For Azra, who was teased as a child, it is a welcomed opportunity. Not only does she view this as a valuable learning experience but she feels mentoring is a positive way to give back to her community.
“Because I lived through tough times in school with the help of my parents, I feel I can do the same for a young child. I want to be there for someone who needs comfort. This is one of the best ways I can help my society, my community and fellow Malaysians. This is how I can show children, someone cares about them and wants the best for them,” says Azra of her role in mentoring youths.
This program, together with the “UNICEF-HELP Prevention of Bullying Program in Schools” is part of UNICEF’s response to reducing violence in schools in Malaysia. The program will be replicated nationwide once testing is completed.
Partnerships with Youths to Protect At-Risk Children
Mentoring Malaysia has already been introduced to local school principals, through a recent workshop held at HELP University College. This was an opportunity to not only raise awareness for the program, but to also encourage schools to sign on as potential beneficiaries. The pilot program aims to benefit 2,560 school children in four schools. Mentoring Malaysia is the first project of its kind at HELP University College in tackling violence in schools, through youth participation.

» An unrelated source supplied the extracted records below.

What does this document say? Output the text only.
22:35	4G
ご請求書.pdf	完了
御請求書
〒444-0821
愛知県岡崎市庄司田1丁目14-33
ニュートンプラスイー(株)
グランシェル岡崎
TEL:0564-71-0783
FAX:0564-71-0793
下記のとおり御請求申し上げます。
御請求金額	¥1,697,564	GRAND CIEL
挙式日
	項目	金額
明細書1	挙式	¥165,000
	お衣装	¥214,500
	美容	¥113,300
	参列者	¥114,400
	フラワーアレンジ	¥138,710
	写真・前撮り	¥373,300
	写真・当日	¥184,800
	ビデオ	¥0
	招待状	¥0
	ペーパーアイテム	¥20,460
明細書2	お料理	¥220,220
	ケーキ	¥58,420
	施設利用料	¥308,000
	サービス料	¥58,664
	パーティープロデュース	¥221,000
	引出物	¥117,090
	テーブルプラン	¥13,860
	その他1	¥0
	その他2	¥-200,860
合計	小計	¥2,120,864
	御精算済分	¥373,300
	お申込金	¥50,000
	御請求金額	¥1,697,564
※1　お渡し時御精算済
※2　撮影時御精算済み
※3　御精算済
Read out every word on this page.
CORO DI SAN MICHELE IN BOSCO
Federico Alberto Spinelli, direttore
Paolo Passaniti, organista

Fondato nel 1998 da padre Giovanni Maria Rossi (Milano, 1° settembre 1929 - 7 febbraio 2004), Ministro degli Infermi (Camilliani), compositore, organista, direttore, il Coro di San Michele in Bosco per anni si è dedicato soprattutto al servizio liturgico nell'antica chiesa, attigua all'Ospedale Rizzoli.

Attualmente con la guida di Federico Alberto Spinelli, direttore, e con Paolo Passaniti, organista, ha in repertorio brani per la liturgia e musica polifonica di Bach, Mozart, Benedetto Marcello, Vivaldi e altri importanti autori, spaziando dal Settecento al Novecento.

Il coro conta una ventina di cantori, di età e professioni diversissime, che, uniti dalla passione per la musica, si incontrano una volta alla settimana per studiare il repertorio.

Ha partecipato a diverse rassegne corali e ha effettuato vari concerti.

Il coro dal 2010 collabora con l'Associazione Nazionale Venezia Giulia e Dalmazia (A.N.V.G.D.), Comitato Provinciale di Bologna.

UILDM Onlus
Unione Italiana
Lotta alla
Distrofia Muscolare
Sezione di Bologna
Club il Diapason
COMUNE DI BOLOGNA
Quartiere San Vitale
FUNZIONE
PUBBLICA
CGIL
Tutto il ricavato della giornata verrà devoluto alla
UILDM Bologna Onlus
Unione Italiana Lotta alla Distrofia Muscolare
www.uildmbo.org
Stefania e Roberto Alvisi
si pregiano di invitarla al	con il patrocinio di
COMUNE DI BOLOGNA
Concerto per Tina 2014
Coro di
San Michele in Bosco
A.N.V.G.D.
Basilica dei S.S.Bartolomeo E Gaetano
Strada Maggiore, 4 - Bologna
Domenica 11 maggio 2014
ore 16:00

“Young people talk to young people in a way they don’t talk to adults. UNICEF’s experience is that, young people can be remarkable teachers. We call it peer-to-peer. But what it really means is, young people participating, in a genuine way, not tokenism, but in a genuine way, to help change and I guess modify the behaviour of their own age group, so that it is a more socially responsible behaviour. It’s about using young people themselves and their voices, to influence good citizenship and good behavior in their own peers,” says Gaye Phillips, UNICEF Representative to Malaysia and Special Representative to Singapore and Brunei.
Like most volunteers in Mentoring Malaysia, Azra aims to inspire at-risk youth by giving support, guidance and encouragement in realising their full potential. It is UNICEF’s hope that in providing children with positive role models, it will not only help to build self-confidence, but it will also strengthen the protective environment around Malaysia’s youth, against threats like drugs, violence and HIVAIDS.